Une autre chronique du héros Breton, est intitulée : Le Roumant de Bertrand Du Glaicguin, jadis chevalier et connétable de France, en vers, par Trueller. Le manuscrit de ce roumant est indiqué par le père Lelong, comme devant se trouver à la bibliothèque du Roi ; mais il n’y existe pas, et il n’en est fait mention sur aucun catalogue. Le père Lobineau en parle avec quelques détails, dans une lettre adressée aux États de Bretagne, au sujet du troisième volume, qu’il se proposoit d’ajouter à son histoire de cette province. Il paroît que, séduit par la naïveté du style, et par l’originalité de la diction, il avoit eu l’intention de le publier ; mais après un examen plus sérieux, il a reconnu qu’on supporteroit difficilement la lecture d’un poème qui auroit tenu plus de quarante feuilles d’impression, et dont les vers barbares, comme ne peuvent manquer de l’être ceux du quatorzième siècle, sont la plupart du temps inintelligibles. On ne connoît pas la date précise du manuscrit, mais M. Fevret de Fontette, dans la nouvelle édition de la Bibliothèque historique de France, fait remarquer que le Roumant de Trueller, qui donne l’histoire complète de Du Guesclin, a été mis en prose au commencement de 1387, par ordre d’un sieur d’Estouteville, capitaine de Vernon, et il en conclut, avec raison, que le poème n’a pu être composé que de 1381 à 1386.

Le même bibliographe parle d’un manuscrit en prose intitulé : Faiz de messire Bertrand Du Guesclin ; mais il n’a vu le manuscrit indiqué que dans le catalogue de M. le maréchal d’Estrées : il pense que c’est une traduction du Roumant en vers de Trueller.

La bibliothèque du Roi possède plusieurs autres vies manuscrites du connétable[3] ; on les considère comme autant de copies des imitations en prose des rymes de Trueller ou de Cuneliers.
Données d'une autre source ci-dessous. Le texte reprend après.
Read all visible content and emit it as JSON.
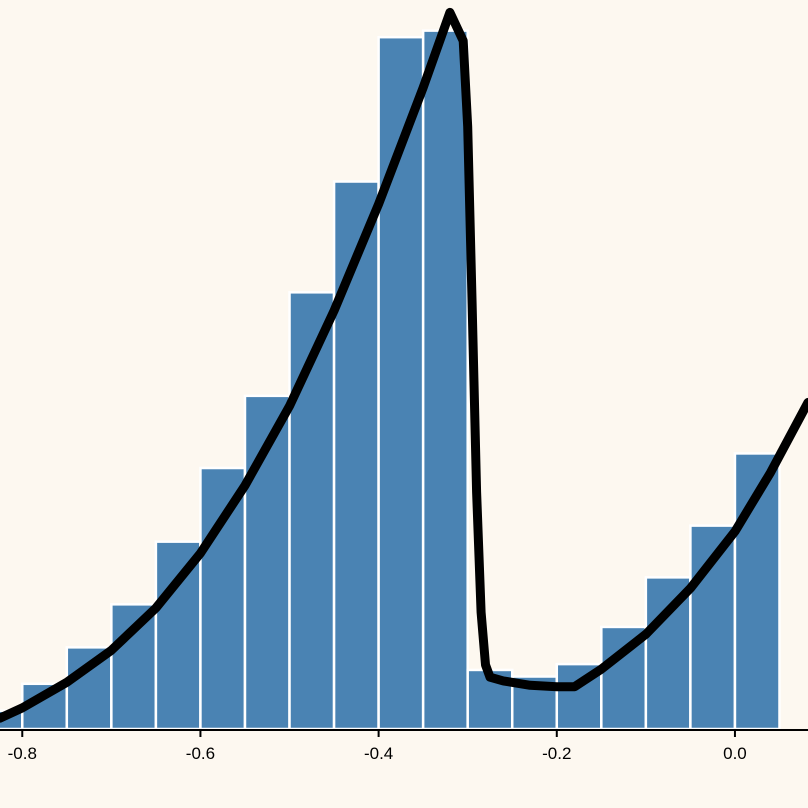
{
  "chart_data": {
    "type": "bar",
    "title": "",
    "xlabel": "",
    "ylabel": "",
    "x_ticks": [
      "-0.8",
      "-0.6",
      "-0.4",
      "-0.2",
      "0.0"
    ],
    "x_tick_values": [
      -0.8,
      -0.6,
      -0.4,
      -0.2,
      0.0
    ],
    "xlim": [
      -0.825,
      0.082
    ],
    "ylim": [
      0,
      1.0
    ],
    "bin_width": 0.05,
    "bins": [
      {
        "x0": -0.85,
        "x1": -0.8,
        "value": 0.025
      },
      {
        "x0": -0.8,
        "x1": -0.75,
        "value": 0.062
      },
      {
        "x0": -0.75,
        "x1": -0.7,
        "value": 0.112
      },
      {
        "x0": -0.7,
        "x1": -0.65,
        "value": 0.171
      },
      {
        "x0": -0.65,
        "x1": -0.6,
        "value": 0.257
      },
      {
        "x0": -0.6,
        "x1": -0.55,
        "value": 0.358
      },
      {
        "x0": -0.55,
        "x1": -0.5,
        "value": 0.457
      },
      {
        "x0": -0.5,
        "x1": -0.45,
        "value": 0.599
      },
      {
        "x0": -0.45,
        "x1": -0.4,
        "value": 0.751
      },
      {
        "x0": -0.4,
        "x1": -0.35,
        "value": 0.949
      },
      {
        "x0": -0.35,
        "x1": -0.3,
        "value": 0.958
      },
      {
        "x0": -0.3,
        "x1": -0.25,
        "value": 0.081
      },
      {
        "x0": -0.25,
        "x1": -0.2,
        "value": 0.072
      },
      {
        "x0": -0.2,
        "x1": -0.15,
        "value": 0.089
      },
      {
        "x0": -0.15,
        "x1": -0.1,
        "value": 0.14
      },
      {
        "x0": -0.1,
        "x1": -0.05,
        "value": 0.208
      },
      {
        "x0": -0.05,
        "x1": 0.0,
        "value": 0.279
      },
      {
        "x0": 0.0,
        "x1": 0.05,
        "value": 0.378
      }
    ],
    "density_curve": [
      [
        -0.825,
        0.015
      ],
      [
        -0.8,
        0.029
      ],
      [
        -0.75,
        0.064
      ],
      [
        -0.7,
        0.108
      ],
      [
        -0.65,
        0.166
      ],
      [
        -0.6,
        0.241
      ],
      [
        -0.55,
        0.334
      ],
      [
        -0.5,
        0.443
      ],
      [
        -0.45,
        0.574
      ],
      [
        -0.4,
        0.72
      ],
      [
        -0.35,
        0.88
      ],
      [
        -0.32,
        0.983
      ],
      [
        -0.305,
        0.944
      ],
      [
        -0.3,
        0.826
      ],
      [
        -0.295,
        0.584
      ],
      [
        -0.29,
        0.325
      ],
      [
        -0.285,
        0.16
      ],
      [
        -0.28,
        0.088
      ],
      [
        -0.275,
        0.071
      ],
      [
        -0.26,
        0.066
      ],
      [
        -0.23,
        0.06
      ],
      [
        -0.2,
        0.058
      ],
      [
        -0.18,
        0.058
      ],
      [
        -0.15,
        0.082
      ],
      [
        -0.1,
        0.13
      ],
      [
        -0.05,
        0.193
      ],
      [
        0.0,
        0.271
      ],
      [
        0.04,
        0.352
      ],
      [
        0.082,
        0.448
      ]
    ],
    "colors": {
      "bar": "#4a83b3",
      "bar_edge": "#ffffff",
      "curve": "#000000",
      "background": "#fdf8f0",
      "axis": "#000000"
    },
    "grid": false,
    "legend": "none"
  }
}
Les différentes copies des vieux manuscrits de ce temps se ressemblent souvent si peu, que l’on doit à cet égard se borner à des conjectures. Le texte étoit, pour ainsi dire, entièrement refait par chaque copiste, qui changeoit, ajoutoit ou retranchoit sans se croire obligé de suivre l’auteur original. En parlant du poème de Cuneliers, nous avons fait remarquer que l’un des exemplaires avoit environ quatre mille vers de plus que l’autre, et que l’on rencontroit rarement quatre vers de suite sans variantes. Il est certain que les copistes devoient trouver moins de difficultés à faire des changemens dans la prose que dans les vers ; or comme les auteurs qui auroient écrit la vie de Du Guesclin, dans les dernières années du quatorzième siècle, ou au commencement du quinzième, n’auroient pu travailler que sur les mêmes chroniques en prose ou en vers, et qu’ils auroient répété les mêmes traditions, il est à peu près impossible de déterminer aujourd’hui si les divers manuscrits de la bibliothèque du Roi sont ou ne sont pas le même ouvrage.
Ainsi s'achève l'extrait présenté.